Sebelum Bencana (Kesiapsiagaan)
1) Identifikasi Jalur Evakuasi yang Ramah Lansia
• Pastikan rute evakuasi dari rumah menuju titik kumpul aman dari hambatan fisik (tidak terlalu terjal, tidak penuh tangga tinggi, dan memiliki permukaan jalan yang stabil).
• Ketahui lokasi Tsunami Vertical Shelter (gedung evakuasi vertikal) terdekat jika jarak ke dataran tinggi terlalu jauh.
2) Sistem Pendukung (Buddy System)
• Tunjuk anggota keluarga, tetangga, atau relawan setempat yang bertugas khusus untuk membantu evakuasi lansia tersebut saat alarm berbunyi. Jangan biarkan lansia tinggal sendiri tanpa sistem pemantauan dari lingkungan sekitar.
3) Menyiapkan Tas Siaga Bencana Khusus Lansia
• Obat-obatan rutin (minimal untuk persediaan 7 hari) dan salinan resep dokter.
• Alat bantu (kacamata cadangan, baterai alat bantu dengar, atau tongkat lipat).
• Dokumen medis penting (catatan riwayat penyakit, alergi, dan nomor kontak dokter/keluarga).

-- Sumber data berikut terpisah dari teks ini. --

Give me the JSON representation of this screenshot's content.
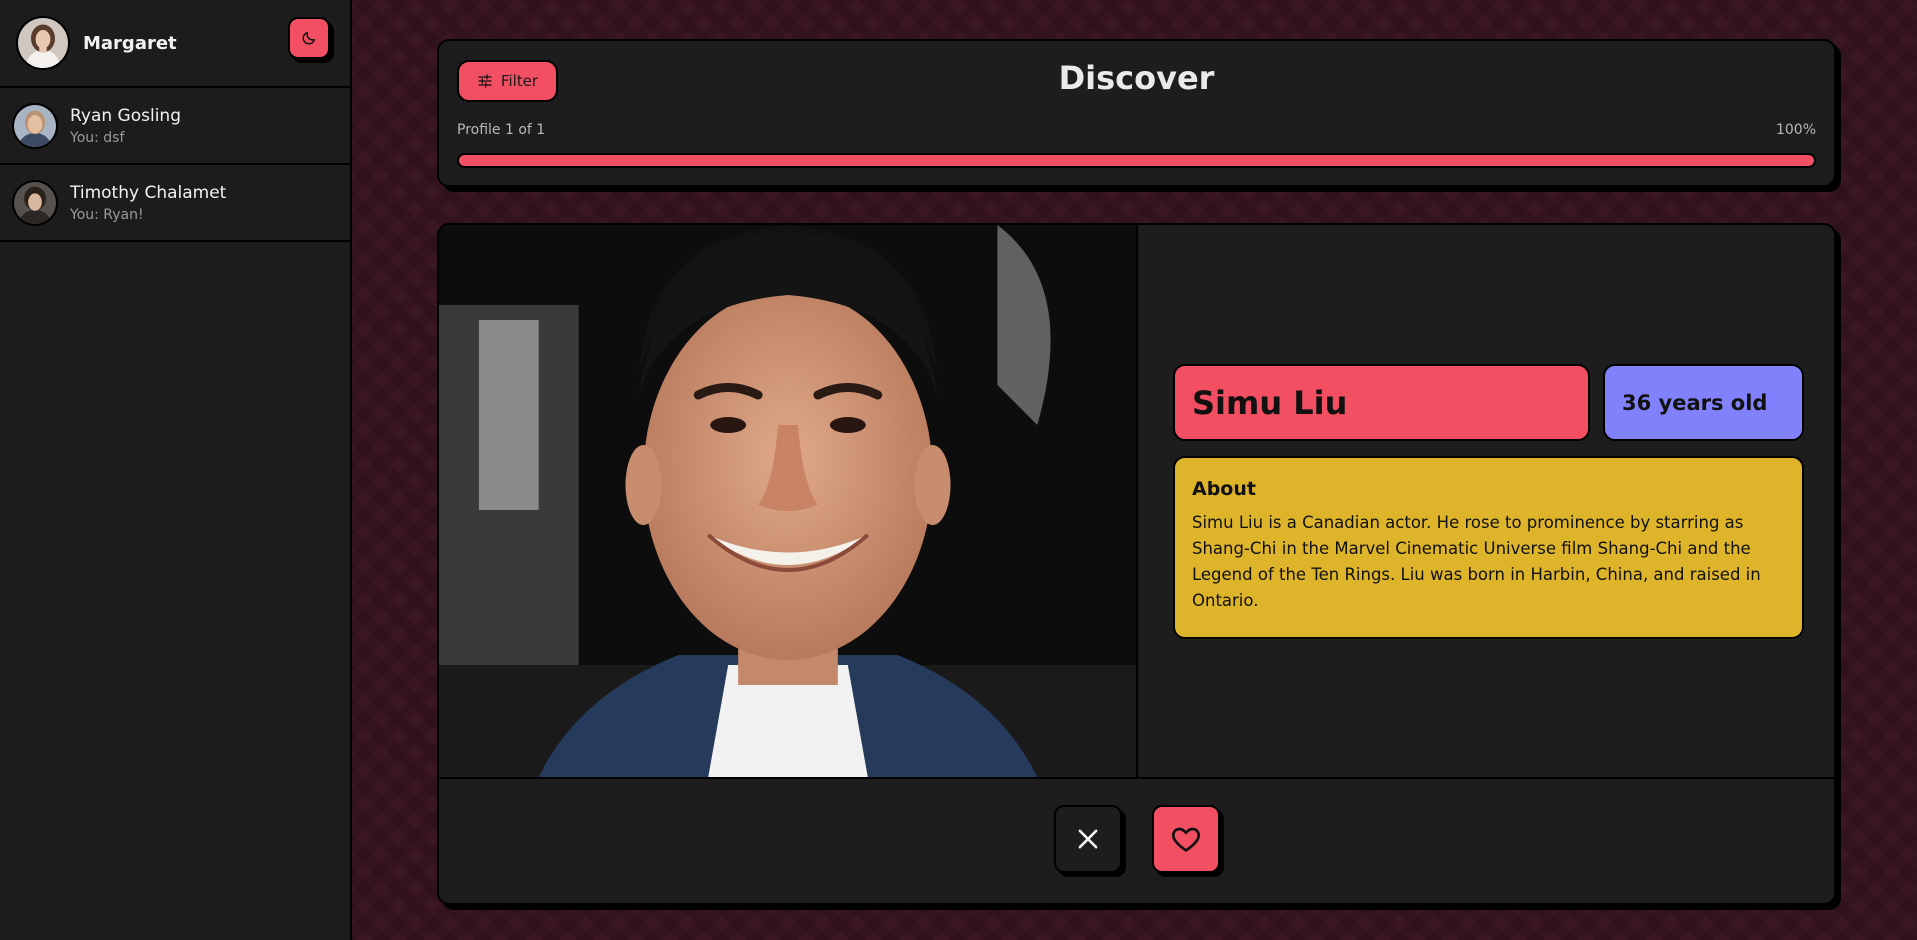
{
  "sidebar": {
    "user": {
      "name": "Margaret",
      "avatar_icon": "user-avatar"
    },
    "theme_toggle_icon": "moon-icon",
    "chats": [
      {
        "name": "Ryan Gosling",
        "preview": "You: dsf"
      },
      {
        "name": "Timothy Chalamet",
        "preview": "You: Ryan!"
      }
    ]
  },
  "header": {
    "filter_label": "Filter",
    "filter_icon": "sliders-icon",
    "title": "Discover",
    "progress_label": "Profile 1 of 1",
    "progress_percent_label": "100%",
    "progress_value": 1.0
  },
  "profile": {
    "name": "Simu Liu",
    "age": "36 years old",
    "about_title": "About",
    "about_text": "Simu Liu is a Canadian actor. He rose to prominence by starring as Shang-Chi in the Marvel Cinematic Universe film Shang-Chi and the Legend of the Ten Rings. Liu was born in Harbin, China, and raised in Ontario."
  },
  "actions": {
    "reject_icon": "close-icon",
    "like_icon": "heart-icon"
  },
  "colors": {
    "accent": "#f24f63",
    "age_badge": "#8182fb",
    "about_box": "#deb42b",
    "panel": "#1d1d1d",
    "background": "#3b1625"
  }
}
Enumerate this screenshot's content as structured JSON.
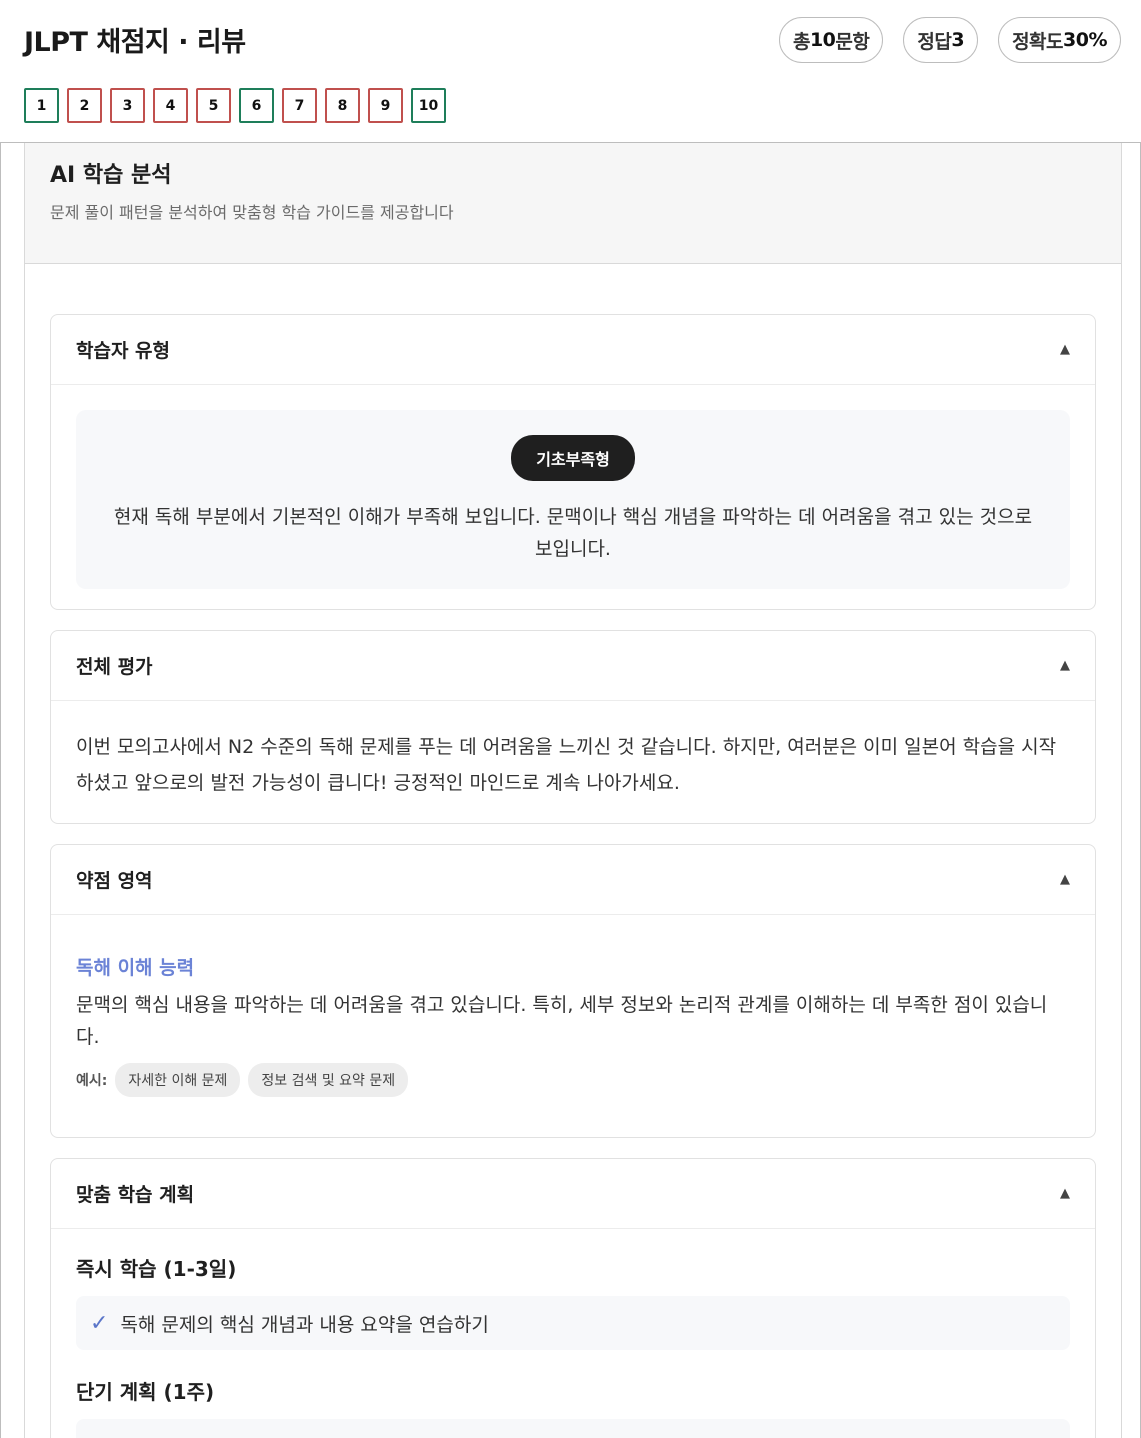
{
  "header": {
    "title": "JLPT 채점지 · 리뷰",
    "stats": [
      {
        "label": "총",
        "value": "10",
        "suffix": "문항"
      },
      {
        "label": "정답",
        "value": "3",
        "suffix": ""
      },
      {
        "label": "정확도",
        "value": "30%",
        "suffix": ""
      }
    ],
    "questions": [
      {
        "label": "1",
        "status": "correct"
      },
      {
        "label": "2",
        "status": "wrong"
      },
      {
        "label": "3",
        "status": "wrong"
      },
      {
        "label": "4",
        "status": "wrong"
      },
      {
        "label": "5",
        "status": "wrong"
      },
      {
        "label": "6",
        "status": "correct"
      },
      {
        "label": "7",
        "status": "wrong"
      },
      {
        "label": "8",
        "status": "wrong"
      },
      {
        "label": "9",
        "status": "wrong"
      },
      {
        "label": "10",
        "status": "correct"
      }
    ]
  },
  "analysis": {
    "title": "AI 학습 분석",
    "subtitle": "문제 풀이 패턴을 분석하여 맞춤형 학습 가이드를 제공합니다",
    "toggle_icon": "▲",
    "learner_type": {
      "title": "학습자 유형",
      "badge": "기초부족형",
      "description": "현재 독해 부분에서 기본적인 이해가 부족해 보입니다. 문맥이나 핵심 개념을 파악하는 데 어려움을 겪고 있는 것으로 보입니다."
    },
    "overall": {
      "title": "전체 평가",
      "text": "이번 모의고사에서 N2 수준의 독해 문제를 푸는 데 어려움을 느끼신 것 같습니다. 하지만, 여러분은 이미 일본어 학습을 시작하셨고 앞으로의 발전 가능성이 큽니다! 긍정적인 마인드로 계속 나아가세요."
    },
    "weakness": {
      "title": "약점 영역",
      "area_title": "독해 이해 능력",
      "area_desc": "문맥의 핵심 내용을 파악하는 데 어려움을 겪고 있습니다. 특히, 세부 정보와 논리적 관계를 이해하는 데 부족한 점이 있습니다.",
      "examples_label": "예시:",
      "examples": [
        "자세한 이해 문제",
        "정보 검색 및 요약 문제"
      ]
    },
    "plan": {
      "title": "맞춤 학습 계획",
      "immediate_title": "즉시 학습 (1-3일)",
      "immediate_items": [
        "독해 문제의 핵심 개념과 내용 요약을 연습하기"
      ],
      "short_title": "단기 계획 (1주)",
      "check_icon": "✓"
    }
  }
}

• Popok dewasa (jika diperlukan) dan makanan lunak/nutrisi khusus.
4) Modifikasi Lingkungan Rumah
• Atur tempat tidur lansia di lantai dasar (jika rumah bertingkat) dan posisikan sedekat mungkin dengan pintu keluar.
• Pastikan jalur menuju pintu keluar bebas dari perabotan besar yang mudah roboh akibat gempa bumi (yang biasanya memicu tsunami).